Given it’s low price, the Rimor performs remarkably well, and provides comfortable touring for a family of six. At just £27,000 it’s a bona fide bargain.
Twin air bags and cab air conditioning; intelligently placed and plentiful storage.
Limited food preparation space and a meagre two-burner hob.
There’s room for four to dine comfortably, but not all the residents can eat together. During low season touring, when you can’t sit outside, the lack of seating could be a major bind. Despite it’s shortcomings, however, the Rimor provides a useful television locker, which can be seen from all of the ‘van’s lounge seats.
The Rimor has fixed single bunk beds and puts the washroom on the offside. By putting the wardrobe between bed and washroom, though, it has robbed the washroom of some much needed elbow room. Further forward the ’van feels open and spacious, with all the tall furniture pushed to the back.
The kitchen is easily its most disappointing feature. There is good storage for heavy items in the cupboard under the sink (which also houses the cutlery drawer) but the food preparation space is limited and with only a two-burner gas hob on which to cook, family catering is tough.
The Katamarano has a plastic trimmed washroom with a separate shower area, but the thin arrangement of the room means it’s not very spacious, and positively pokey once you’re in the cubicle.
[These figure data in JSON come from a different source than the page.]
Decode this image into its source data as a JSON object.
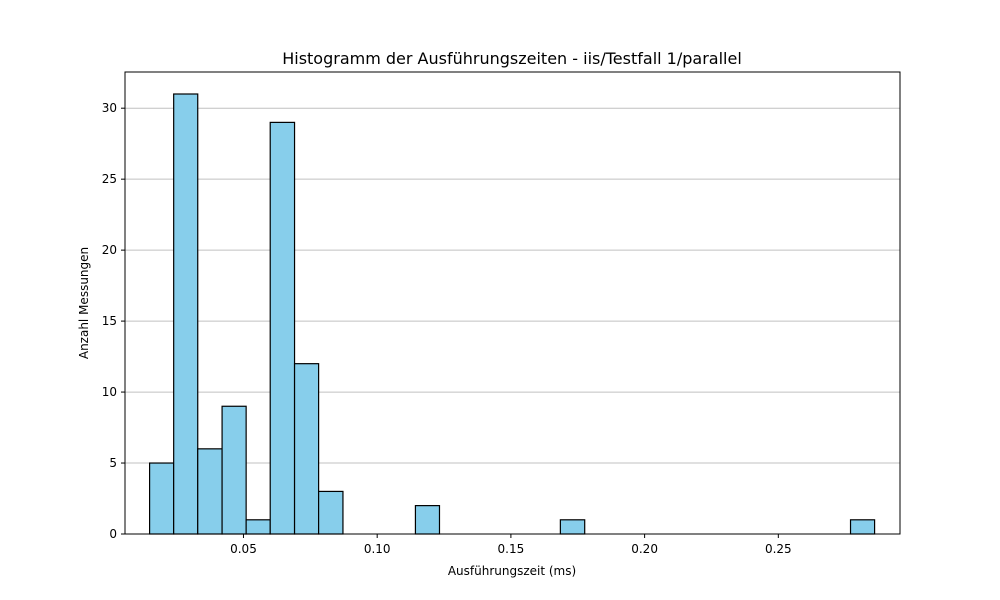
{
  "chart_data": {
    "type": "bar",
    "title": "Histogramm der Ausführungszeiten - iis/Testfall 1/parallel",
    "xlabel": "Ausführungszeit (ms)",
    "ylabel": "Anzahl Messungen",
    "xlim": [
      0.0057,
      0.2955
    ],
    "ylim": [
      0,
      32.55
    ],
    "xticks": [
      0.05,
      0.1,
      0.15,
      0.2,
      0.25
    ],
    "xtick_labels": [
      "0.05",
      "0.10",
      "0.15",
      "0.20",
      "0.25"
    ],
    "yticks": [
      0,
      5,
      10,
      15,
      20,
      25,
      30
    ],
    "ytick_labels": [
      "0",
      "5",
      "10",
      "15",
      "20",
      "25",
      "30"
    ],
    "grid": "y",
    "colors": {
      "bar_fill": "#87CEEB",
      "bar_edge": "#000000",
      "grid": "#c0c0c0"
    },
    "bins": [
      {
        "x0": 0.0149,
        "x1": 0.0239,
        "value": 5
      },
      {
        "x0": 0.0239,
        "x1": 0.0329,
        "value": 31
      },
      {
        "x0": 0.0329,
        "x1": 0.042,
        "value": 6
      },
      {
        "x0": 0.042,
        "x1": 0.051,
        "value": 9
      },
      {
        "x0": 0.051,
        "x1": 0.06,
        "value": 1
      },
      {
        "x0": 0.06,
        "x1": 0.0691,
        "value": 29
      },
      {
        "x0": 0.0691,
        "x1": 0.0781,
        "value": 12
      },
      {
        "x0": 0.0781,
        "x1": 0.0872,
        "value": 3
      },
      {
        "x0": 0.0872,
        "x1": 0.0962,
        "value": 0
      },
      {
        "x0": 0.0962,
        "x1": 0.1052,
        "value": 0
      },
      {
        "x0": 0.1052,
        "x1": 0.1143,
        "value": 0
      },
      {
        "x0": 0.1143,
        "x1": 0.1233,
        "value": 2
      },
      {
        "x0": 0.1233,
        "x1": 0.1324,
        "value": 0
      },
      {
        "x0": 0.1324,
        "x1": 0.1414,
        "value": 0
      },
      {
        "x0": 0.1414,
        "x1": 0.1504,
        "value": 0
      },
      {
        "x0": 0.1504,
        "x1": 0.1595,
        "value": 0
      },
      {
        "x0": 0.1595,
        "x1": 0.1685,
        "value": 0
      },
      {
        "x0": 0.1685,
        "x1": 0.1776,
        "value": 1
      },
      {
        "x0": 0.1776,
        "x1": 0.1866,
        "value": 0
      },
      {
        "x0": 0.1866,
        "x1": 0.1956,
        "value": 0
      },
      {
        "x0": 0.1956,
        "x1": 0.2047,
        "value": 0
      },
      {
        "x0": 0.2047,
        "x1": 0.2137,
        "value": 0
      },
      {
        "x0": 0.2137,
        "x1": 0.2228,
        "value": 0
      },
      {
        "x0": 0.2228,
        "x1": 0.2318,
        "value": 0
      },
      {
        "x0": 0.2318,
        "x1": 0.2408,
        "value": 0
      },
      {
        "x0": 0.2408,
        "x1": 0.2499,
        "value": 0
      },
      {
        "x0": 0.2499,
        "x1": 0.2589,
        "value": 0
      },
      {
        "x0": 0.2589,
        "x1": 0.268,
        "value": 0
      },
      {
        "x0": 0.268,
        "x1": 0.277,
        "value": 0
      },
      {
        "x0": 0.277,
        "x1": 0.286,
        "value": 1
      }
    ]
  }
}
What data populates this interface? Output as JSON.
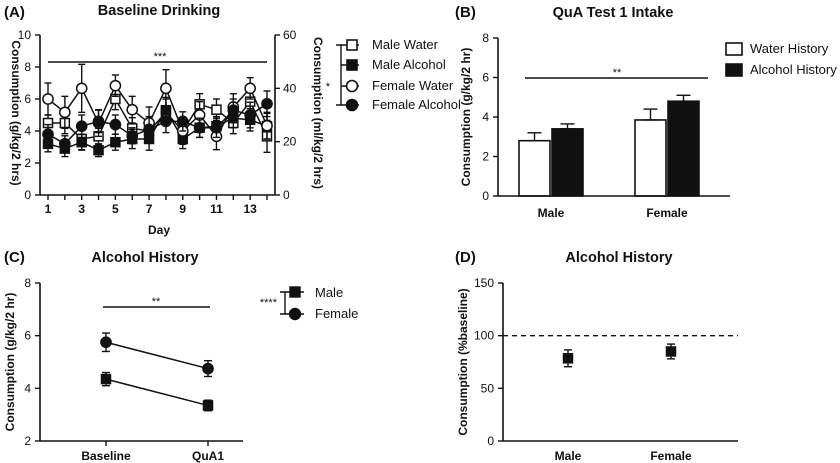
{
  "chart_data": [
    {
      "panel": "(A)",
      "type": "line",
      "title": "Baseline Drinking",
      "xlabel": "Day",
      "ylabel": "Consumption (g/kg/2 hrs)",
      "y2label": "Consumption (ml/kg/2 hrs)",
      "x": [
        1,
        2,
        3,
        4,
        5,
        6,
        7,
        8,
        9,
        10,
        11,
        12,
        13,
        14
      ],
      "xticks": [
        "1",
        "3",
        "5",
        "7",
        "9",
        "11",
        "13"
      ],
      "ylim": [
        0,
        10
      ],
      "yticks": [
        "0",
        "2",
        "4",
        "6",
        "8",
        "10"
      ],
      "y2lim": [
        0,
        60
      ],
      "y2ticks": [
        "0",
        "20",
        "40",
        "60"
      ],
      "significance": "***",
      "legend_significance": "*",
      "series": [
        {
          "name": "Male Water",
          "axis": "right",
          "marker": "square-open",
          "values": [
            27,
            27,
            21,
            22,
            36,
            25,
            24,
            31,
            24,
            34,
            32,
            27,
            35,
            22
          ],
          "errors": [
            3,
            4,
            4,
            3,
            4,
            4,
            4,
            5,
            4,
            4,
            4,
            4,
            4,
            6
          ]
        },
        {
          "name": "Male Alcohol",
          "axis": "left",
          "marker": "square-filled",
          "values": [
            3.2,
            2.9,
            3.3,
            2.8,
            3.3,
            3.5,
            3.5,
            5.3,
            3.5,
            4.2,
            4.3,
            4.8,
            4.7,
            4.3
          ],
          "errors": [
            0.5,
            0.5,
            0.5,
            0.4,
            0.5,
            0.6,
            0.7,
            0.8,
            0.6,
            0.6,
            0.6,
            0.6,
            0.7,
            0.8
          ]
        },
        {
          "name": "Female Water",
          "axis": "right",
          "marker": "circle-open",
          "values": [
            36,
            31,
            40,
            27,
            41,
            32,
            27,
            40,
            24,
            30,
            22,
            33,
            40,
            26
          ],
          "errors": [
            6,
            6,
            9,
            5,
            4,
            5,
            6,
            7,
            5,
            5,
            5,
            5,
            4,
            5
          ]
        },
        {
          "name": "Female Alcohol",
          "axis": "left",
          "marker": "circle-filled",
          "values": [
            3.8,
            3.2,
            4.3,
            4.6,
            4.4,
            3.7,
            4.1,
            4.6,
            4.6,
            4.2,
            4.2,
            5.3,
            5.0,
            5.7
          ],
          "errors": [
            0.6,
            0.5,
            0.7,
            0.7,
            0.6,
            0.5,
            0.8,
            0.7,
            0.6,
            0.6,
            0.6,
            0.7,
            0.8,
            0.8
          ]
        }
      ]
    },
    {
      "panel": "(B)",
      "type": "bar",
      "title": "QuA Test 1 Intake",
      "categories": [
        "Male",
        "Female"
      ],
      "ylabel": "Consumption (g/kg/2 hr)",
      "ylim": [
        0,
        8
      ],
      "yticks": [
        "0",
        "2",
        "4",
        "6",
        "8"
      ],
      "significance": "**",
      "series": [
        {
          "name": "Water History",
          "fill": "#ffffff",
          "values": [
            2.8,
            3.85
          ],
          "errors": [
            0.4,
            0.55
          ]
        },
        {
          "name": "Alcohol History",
          "fill": "#111111",
          "values": [
            3.4,
            4.8
          ],
          "errors": [
            0.25,
            0.3
          ]
        }
      ]
    },
    {
      "panel": "(C)",
      "type": "line",
      "title": "Alcohol History",
      "categories": [
        "Baseline",
        "QuA1"
      ],
      "ylabel": "Consumption (g/kg/2 hr)",
      "ylim": [
        2,
        8
      ],
      "yticks": [
        "2",
        "4",
        "6",
        "8"
      ],
      "significance": "**",
      "legend_significance": "****",
      "series": [
        {
          "name": "Male",
          "marker": "square-filled",
          "values": [
            4.35,
            3.35
          ],
          "errors": [
            0.25,
            0.2
          ]
        },
        {
          "name": "Female",
          "marker": "circle-filled",
          "values": [
            5.75,
            4.75
          ],
          "errors": [
            0.35,
            0.3
          ]
        }
      ]
    },
    {
      "panel": "(D)",
      "type": "scatter",
      "title": "Alcohol History",
      "categories": [
        "Male",
        "Female"
      ],
      "ylabel": "Consumption (%baseline)",
      "ylim": [
        0,
        150
      ],
      "yticks": [
        "0",
        "50",
        "100",
        "150"
      ],
      "reference_line": 100,
      "series": [
        {
          "name": "Alcohol History",
          "marker": "square-filled",
          "values": [
            78.5,
            85
          ],
          "errors": [
            8,
            7
          ]
        }
      ]
    }
  ]
}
It’s still perfectly usable, but competitors have more successful designs. However, the fit and finish is good..
The main bed will be the roomy overcab. The sliding stowaway overcab bed works well, although it can be a bit of a mission to assemble.
As for the dinette bed, it’s not that great – it’s only 1.8m long and takes time to make up. The single bunk beds provide a single piece mattress, which, with no bumps, should provide a better night’s sleep. Some rivals have mattresses in section for easy folding. There’s no safety net for the top bunk but there are lights for each bunk along with a window for added ventilation.
The largest single storage area is outside, beneath the two single bunks. Inside, Rimor has provided two wardrobes, which we liked, because six people need plenty of clothes storage, but slotting a couple of drawers in for residents’ smalls would have been even better. We really liked the tidy way in which the electrical equipment and leisure battery were stored, through a dedicated service door at the rear of the ‘van.